Over time the share of public expenditure spent on different services by the local government has changed. At the beginning of the last century fourty percent of expenditure went on primary activities of defence and administration, sixty years later and this was brought down to a combined total of only ten percent. In the nineties the collapse of the soviet union caused a significant drop in expenditure in defence. But there has been no easing of pressure in the areas of social security, education and health which account for two thirds of all local government spending. as societies grow richer and people live longer, and technological change increases the need for a more skilled and better educated workforce, so there is more demand for these services.

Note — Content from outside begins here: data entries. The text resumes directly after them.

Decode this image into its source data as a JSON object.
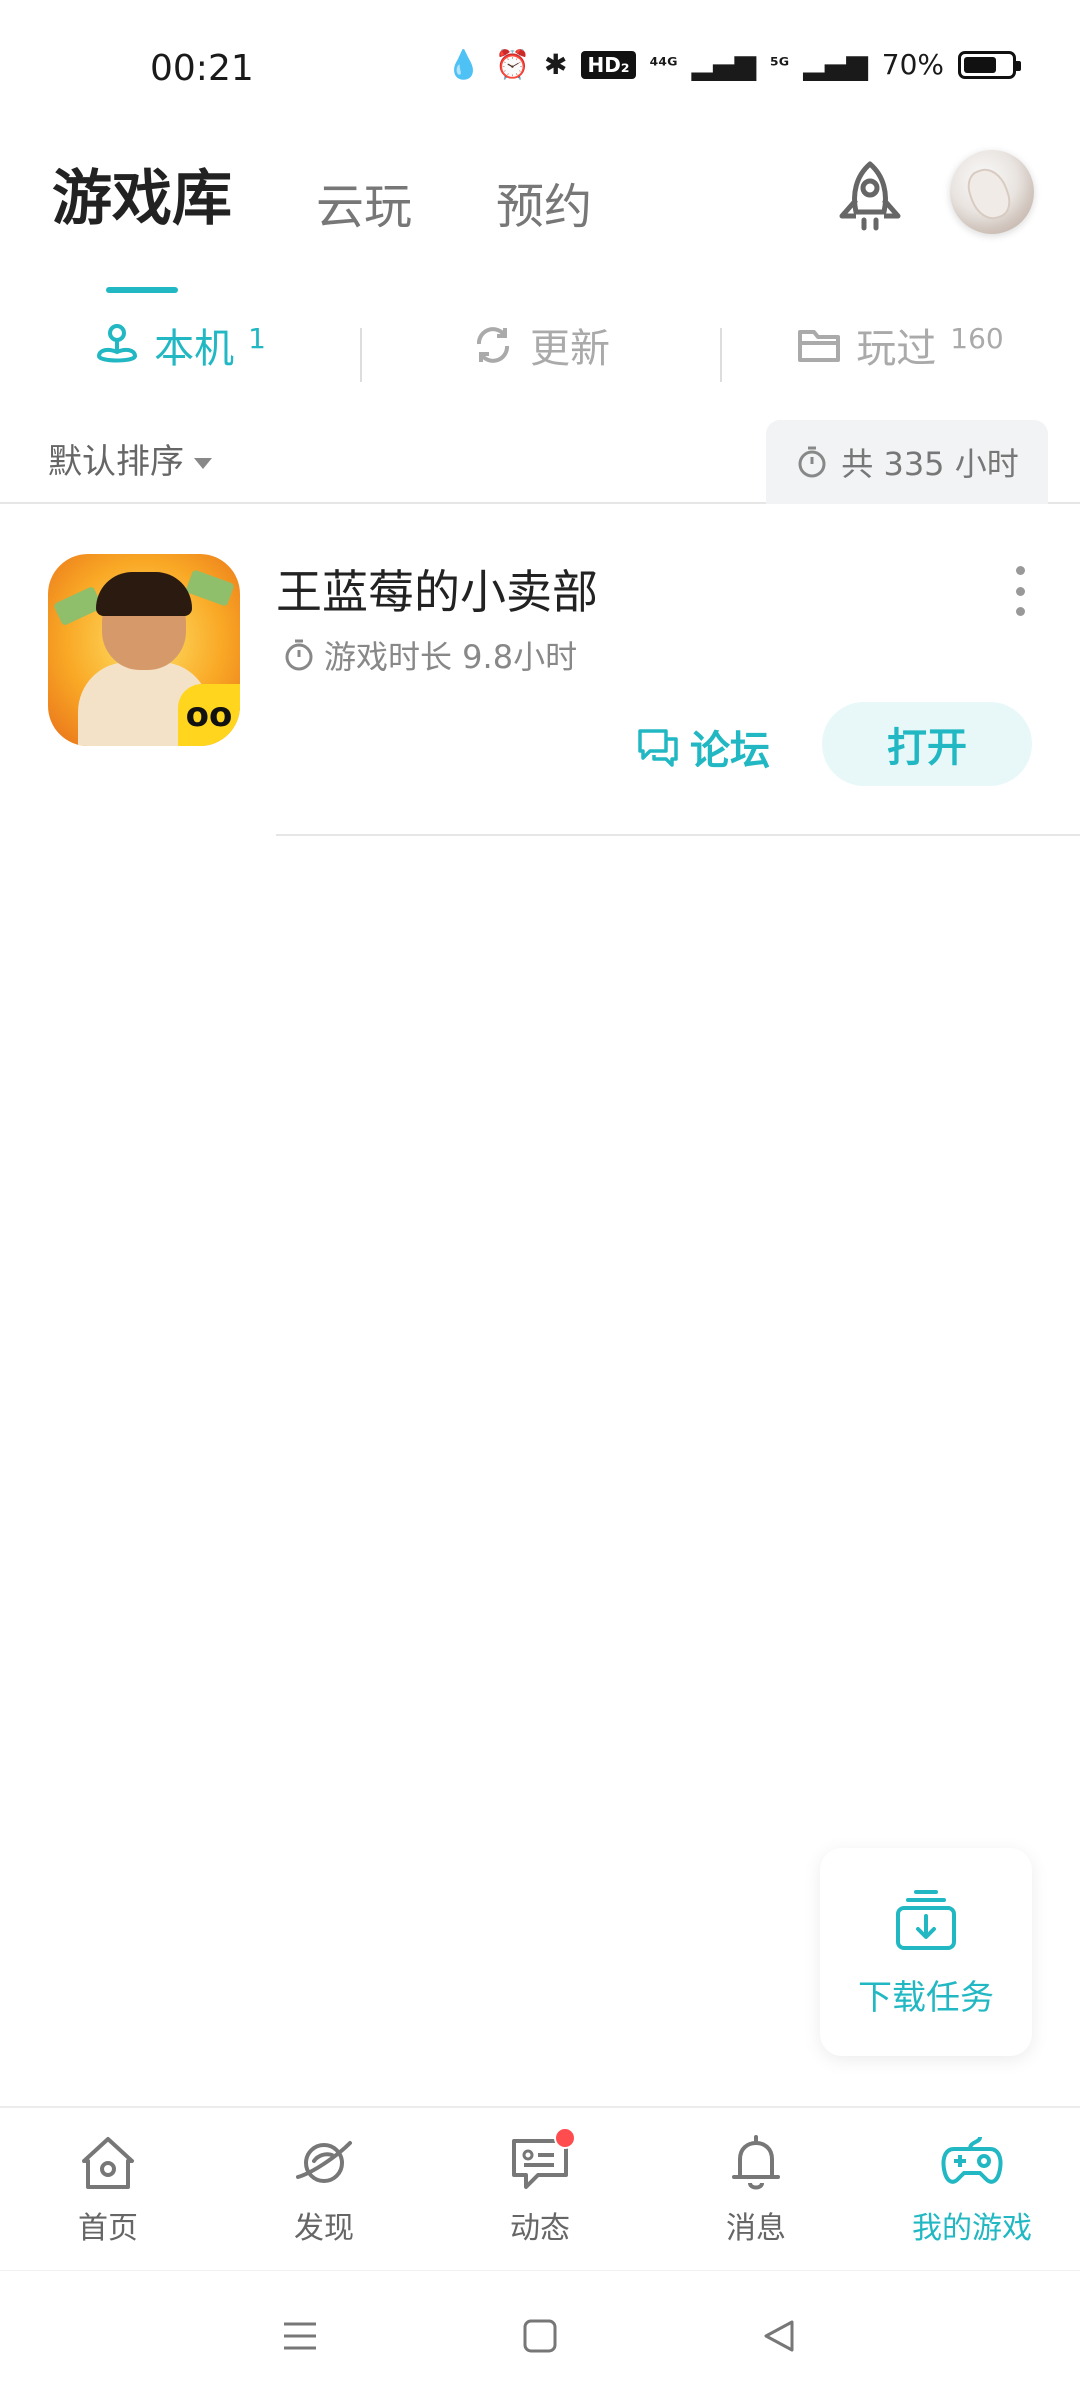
{
  "status_bar": {
    "time": "00:21",
    "hd_label": "HD₂",
    "net_1": "⁴⁴ᴳ",
    "net_2": "⁵ᴳ",
    "battery": "70%",
    "battery_level": 0.7
  },
  "header": {
    "tabs": [
      {
        "label": "游戏库",
        "active": true
      },
      {
        "label": "云玩",
        "active": false
      },
      {
        "label": "预约",
        "active": false
      }
    ]
  },
  "sub_tabs": [
    {
      "label": "本机",
      "count": "1",
      "icon": "joystick-icon",
      "active": true
    },
    {
      "label": "更新",
      "count": "",
      "icon": "refresh-icon",
      "active": false
    },
    {
      "label": "玩过",
      "count": "160",
      "icon": "folder-icon",
      "active": false
    }
  ],
  "sort": {
    "label": "默认排序",
    "total_time": "共 335 小时"
  },
  "games": [
    {
      "title": "王蓝莓的小卖部",
      "play_time": "游戏时长 9.8小时",
      "badge": "oo",
      "forum_label": "论坛",
      "open_label": "打开"
    }
  ],
  "download_task": {
    "label": "下载任务"
  },
  "bottom_nav": [
    {
      "label": "首页",
      "icon": "home-icon",
      "active": false
    },
    {
      "label": "发现",
      "icon": "planet-icon",
      "active": false
    },
    {
      "label": "动态",
      "icon": "chat-icon",
      "active": false,
      "badge_dot": true
    },
    {
      "label": "消息",
      "icon": "bell-icon",
      "active": false
    },
    {
      "label": "我的游戏",
      "icon": "gamepad-icon",
      "active": true
    }
  ],
  "colors": {
    "accent": "#22b8c3",
    "accent_light": "#e8f8f9",
    "badge_red": "#ff4d4f"
  }
}
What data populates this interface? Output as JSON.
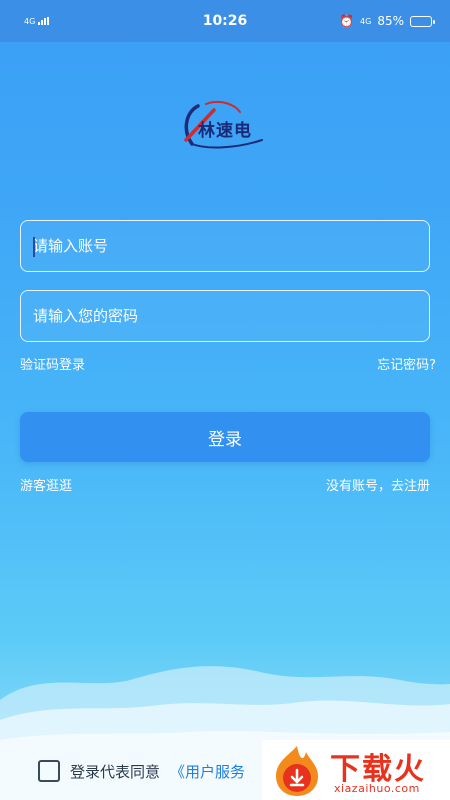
{
  "status_bar": {
    "network_left": "4G",
    "time": "10:26",
    "network_right": "4G",
    "battery_percent": "85%",
    "battery_level": 0.85
  },
  "logo": {
    "text": "林速电",
    "icon": "orbit-logo-icon"
  },
  "account_field": {
    "placeholder": "请输入账号",
    "value": ""
  },
  "password_field": {
    "placeholder": "请输入您的密码",
    "value": ""
  },
  "links": {
    "sms_login": "验证码登录",
    "forgot_password": "忘记密码?",
    "guest": "游客逛逛",
    "register": "没有账号，去注册"
  },
  "login_button": {
    "label": "登录"
  },
  "agreement": {
    "text": "登录代表同意",
    "link": "《用户服务",
    "checked": false
  },
  "watermark": {
    "title": "下载火",
    "subtitle": "xiazaihuo.com"
  },
  "colors": {
    "primary": "#3190f0",
    "status_bar": "#3b8fe6",
    "watermark": "#e8321e"
  }
}
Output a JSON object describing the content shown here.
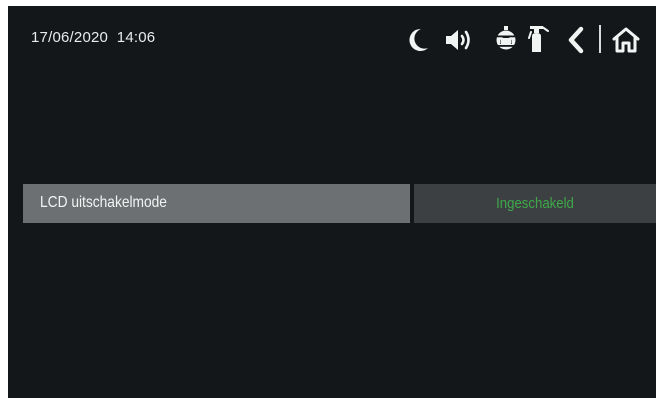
{
  "status_bar": {
    "datetime": "17/06/2020  14:06",
    "icons": [
      "moon-icon",
      "speaker-icon",
      "alarm-bell-icon",
      "fire-extinguisher-icon",
      "back-chevron-icon",
      "home-icon"
    ]
  },
  "settings": {
    "rows": [
      {
        "label": "LCD uitschakelmode",
        "value": "Ingeschakeld"
      }
    ]
  },
  "colors": {
    "background": "#131719",
    "label_cell": "#6d7072",
    "value_cell": "#3d4042",
    "value_text": "#3fa84a",
    "icon": "#f2f4f4"
  }
}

The role of public expenditure - its total distribution across different programmes, and attempts to increase, cut back, or balance the total in relation to government revenues - lies at the heart of policy making. Academic studies, memoirs of ministers and media reports of the spending process remind us of the clashes between the conflicting ambitions, values and purposes of ministers. Departments like education, health social security and defence for example have major spending programmes. The reputations of ministers for these departments vis-a-vis their respective clienteles depend in some measure how successful they are seen to be in extracting resources for their departments. They have to contend with the treasury and the chief secretary, which is more concerned with the overall spending picture than financial markets.